Over the past nineteen years, the St. Croix Valley Garden Tour has gained a well-deserved reputation for showcasing some of the best residential gardens in the east metro area. The tour benefits FamilyMeans, a non-profit organization that provides services to help families learn, work and nurture healthy relationships during challenging times in their lives. Nearly 700 people attended last year’s tour, some from local communities, but others traveling from as far away as Austin, MN to see the blooms and foliage on display.
Undoubtedly, a large part of the tour’s appeal is the opportunity to see private gardens that one can normally glimpse only a peak of from the road. I’m sure I’m not the only one who has paused in front of a stranger’s home while out for a jog and craned my head to try to see the flowers and patio in the backyard. Many tour attendees also come in search of ideas for their own homes, however. Each year’s tour includes an array of different yards, from tiny city lots to sprawling rural estates. They run the gamut from sunny to wooded, some highly manicured and others wild and wooly. For the past two years, a distinctly blue trend has been emerging as well.
Last year’s tour included a home in Mahtomedi with a mix of native and non-native shade loving plants, a raingarden and porous paver driveway to collect runoff, and virtually no lawn at all. Dubbed a “Blue Thumb” yard, after the Blue Thumb – Planting for Clean Water program, the home is a perfect example of how people can use native plants and raingardens to create beautiful landscapes in their yards. This year, there will be two Blue Thumb yards on the 19th Annual St. Croix Valley Garden Tour. The first, in Stillwater, is perched atop a bluff overlooking the St. Croix River. Owner Tatjana Zemcuznikov contacted the Washington Conservation District in 2008 for advice on managing runoff and erosion on her property. Designer Rusty Schmidt put together a plan to install four raingardens and two large native plantings that would together capture virtually all of the runoff from the home’s rooftop and driveway. The project qualified for a cost-share grant from the Brown’s Creek Watershed District as well, since the raingardens and native plantings reduce runoff pollution to Brown’s Creek. In addition to the gardens, the yard features many interesting structural elements such as a rain chain and a dry creek bed to carry rainwater from the rooftop to the raingardens.
The second Blue Thumb yard, located in Lake Elmo, features three raingardens, a dry creek bed, and nearly 5000 square feet of restored prairie. Owners Dennis and Sandy Grabowski learned about Blue Thumb when their neighbor Bonnie Juran hosted a party in 2007. A Master Gardener with impressive plantings of her own, Juran had worked with the Washington Conservation District the previous year to build a raingarden in her backyard to protect Klawitter Pond.
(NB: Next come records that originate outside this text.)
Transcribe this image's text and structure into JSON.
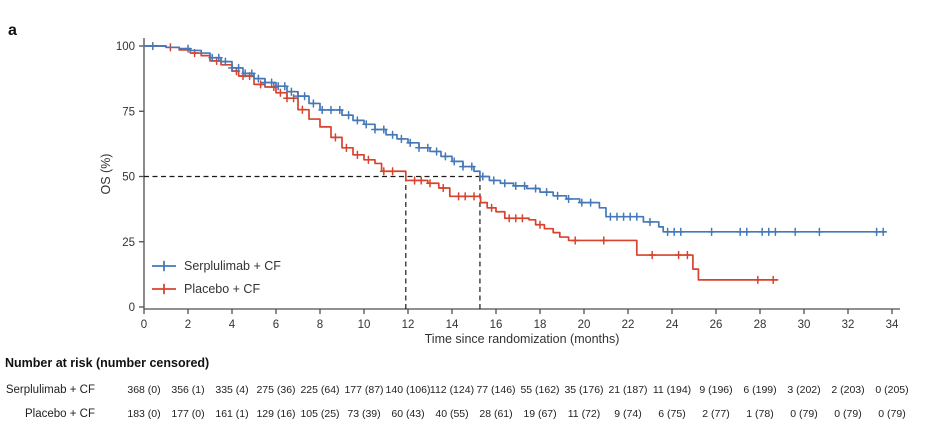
{
  "panel_label": "a",
  "colors": {
    "serplulimab": "#4478b8",
    "placebo": "#d7432e",
    "axis": "#4d4d4d",
    "dashed": "#1a1a1a",
    "text": "#333333"
  },
  "chart_data": {
    "type": "line",
    "subtype": "kaplan-meier-step",
    "title": "",
    "xlabel": "Time since randomization (months)",
    "ylabel": "OS (%)",
    "xlim": [
      0,
      35
    ],
    "ylim": [
      0,
      100
    ],
    "xticks": [
      0,
      2,
      4,
      6,
      8,
      10,
      12,
      14,
      16,
      18,
      20,
      22,
      24,
      26,
      28,
      30,
      32,
      34
    ],
    "yticks": [
      0,
      25,
      50,
      75,
      100
    ],
    "grid": false,
    "legend_position": "inside-lower-left",
    "median_markers": {
      "horizontal_y": 50,
      "vertical_x": [
        11.9,
        15.27
      ]
    },
    "series": [
      {
        "name": "Serplulimab + CF",
        "color": "#4478b8",
        "steps": [
          [
            0,
            100
          ],
          [
            1,
            99.5
          ],
          [
            1.6,
            99
          ],
          [
            2.1,
            98.3
          ],
          [
            2.6,
            97.3
          ],
          [
            3,
            95.5
          ],
          [
            3.5,
            94
          ],
          [
            4,
            91.6
          ],
          [
            4.5,
            89.5
          ],
          [
            5,
            87.5
          ],
          [
            5.5,
            86
          ],
          [
            6,
            84.6
          ],
          [
            6.5,
            82.5
          ],
          [
            7,
            80.8
          ],
          [
            7.5,
            78
          ],
          [
            8,
            75.5
          ],
          [
            9,
            73.5
          ],
          [
            9.5,
            71.5
          ],
          [
            10,
            70
          ],
          [
            10.5,
            68
          ],
          [
            11,
            66
          ],
          [
            11.5,
            64.4
          ],
          [
            12,
            62.9
          ],
          [
            12.5,
            61
          ],
          [
            13,
            59.6
          ],
          [
            13.5,
            57.7
          ],
          [
            14,
            55.8
          ],
          [
            14.5,
            53.8
          ],
          [
            15,
            52
          ],
          [
            15.27,
            50
          ],
          [
            15.7,
            48.5
          ],
          [
            16.2,
            47.4
          ],
          [
            16.8,
            46.4
          ],
          [
            17.4,
            45.4
          ],
          [
            18,
            44
          ],
          [
            18.6,
            42.6
          ],
          [
            19.2,
            41.4
          ],
          [
            19.8,
            40
          ],
          [
            20.7,
            38
          ],
          [
            21,
            34.6
          ],
          [
            22.7,
            32.6
          ],
          [
            23.4,
            30.7
          ],
          [
            23.6,
            28.8
          ],
          [
            33.7,
            28.8
          ]
        ],
        "censors": [
          0.4,
          2.0,
          3.1,
          3.4,
          3.7,
          4.0,
          4.3,
          4.6,
          4.9,
          5.2,
          5.5,
          5.8,
          6.1,
          6.4,
          6.7,
          7.0,
          7.3,
          7.7,
          8.1,
          8.5,
          8.9,
          9.3,
          9.7,
          10.1,
          10.5,
          10.9,
          11.3,
          11.7,
          12.1,
          12.5,
          12.9,
          13.3,
          13.7,
          14.1,
          14.5,
          14.9,
          15.4,
          15.9,
          16.4,
          16.9,
          17.3,
          17.8,
          18.3,
          18.8,
          19.3,
          19.9,
          20.3,
          21.2,
          21.5,
          21.8,
          22.1,
          22.4,
          23.0,
          23.8,
          24.1,
          24.4,
          25.8,
          27.1,
          27.4,
          28.1,
          28.4,
          28.7,
          29.6,
          30.7,
          33.3,
          33.6
        ]
      },
      {
        "name": "Placebo + CF",
        "color": "#d7432e",
        "steps": [
          [
            0,
            100
          ],
          [
            1,
            99.5
          ],
          [
            1.6,
            98.5
          ],
          [
            2.1,
            97.3
          ],
          [
            2.6,
            96.3
          ],
          [
            3,
            94.3
          ],
          [
            3.5,
            92.8
          ],
          [
            4,
            90.4
          ],
          [
            4.3,
            88.5
          ],
          [
            5,
            85.3
          ],
          [
            5.5,
            84.3
          ],
          [
            6,
            82.1
          ],
          [
            6.5,
            80
          ],
          [
            7,
            75.6
          ],
          [
            7.5,
            72
          ],
          [
            8,
            69
          ],
          [
            8.5,
            65
          ],
          [
            9,
            61
          ],
          [
            9.5,
            58.3
          ],
          [
            10,
            56.4
          ],
          [
            10.5,
            55
          ],
          [
            10.8,
            52
          ],
          [
            11.9,
            48.5
          ],
          [
            12.9,
            47.4
          ],
          [
            13.4,
            45.6
          ],
          [
            13.9,
            42.4
          ],
          [
            15.3,
            40
          ],
          [
            15.6,
            38
          ],
          [
            16,
            36.5
          ],
          [
            16.4,
            34
          ],
          [
            17.5,
            33.4
          ],
          [
            17.8,
            31.5
          ],
          [
            18.2,
            30
          ],
          [
            18.6,
            28.5
          ],
          [
            18.9,
            26.8
          ],
          [
            19.3,
            25.5
          ],
          [
            22.4,
            19.9
          ],
          [
            24.95,
            14.5
          ],
          [
            25.2,
            10.4
          ],
          [
            28.8,
            10.4
          ]
        ],
        "censors": [
          1.2,
          2.3,
          3.3,
          4.2,
          4.5,
          4.8,
          5.3,
          5.9,
          6.2,
          6.5,
          6.8,
          7.2,
          8.7,
          9.2,
          9.7,
          10.2,
          10.9,
          11.3,
          12.3,
          12.6,
          13.0,
          13.6,
          14.3,
          14.6,
          15.0,
          15.8,
          16.6,
          16.9,
          17.2,
          18.0,
          19.6,
          20.9,
          23.1,
          24.3,
          24.7,
          27.9,
          28.6
        ]
      }
    ]
  },
  "risk_table": {
    "title": "Number at risk (number censored)",
    "time_points": [
      0,
      2,
      4,
      6,
      8,
      10,
      12,
      14,
      16,
      18,
      20,
      22,
      24,
      26,
      28,
      30,
      32,
      34
    ],
    "rows": [
      {
        "label": "Serplulimab + CF",
        "values": [
          "368 (0)",
          "356 (1)",
          "335 (4)",
          "275 (36)",
          "225 (64)",
          "177 (87)",
          "140 (106)",
          "112 (124)",
          "77 (146)",
          "55 (162)",
          "35 (176)",
          "21 (187)",
          "11 (194)",
          "9 (196)",
          "6 (199)",
          "3 (202)",
          "2 (203)",
          "0 (205)"
        ]
      },
      {
        "label": "Placebo + CF",
        "values": [
          "183 (0)",
          "177 (0)",
          "161 (1)",
          "129 (16)",
          "105 (25)",
          "73 (39)",
          "60 (43)",
          "40 (55)",
          "28 (61)",
          "19 (67)",
          "11 (72)",
          "9 (74)",
          "6 (75)",
          "2 (77)",
          "1 (78)",
          "0 (79)",
          "0 (79)",
          "0 (79)"
        ]
      }
    ]
  }
}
The Grabowski’s were excited about the possibility of doing something similar at their own home and worked with a designer from the Conservation District to put together a plan the next summer. With a cost-share grant from the Valley Branch Watershed District, they were able to build the raingardens and a dry creek bed and worked with Prairie Restorations to establish and maintain a small patch of prairie that contains a wide variety of tall mesic grasses and wildflowers.
Visit these and the six other gardens on display in Stillwater, Lake Elmo and Oakdale at this year’s St. Croix Valley Garden Tour, July 16 and 17 from 10am – 4pm each day. A $15 tax-deductible ticket grants you access to raingardens, water gardens, a butterfly garden, a garden designed for grandchildren, and gardens that feature plants for sun, shade, sand and moist shade beds, grasses, rare native plants and deer-resistant plants. Tickets are available at www.familymeans.org or on tour days at FamilyMeans, 1875 Northwestern Ave. South in Stillwater. Children ages 12 years and younger can tour the gardens for free.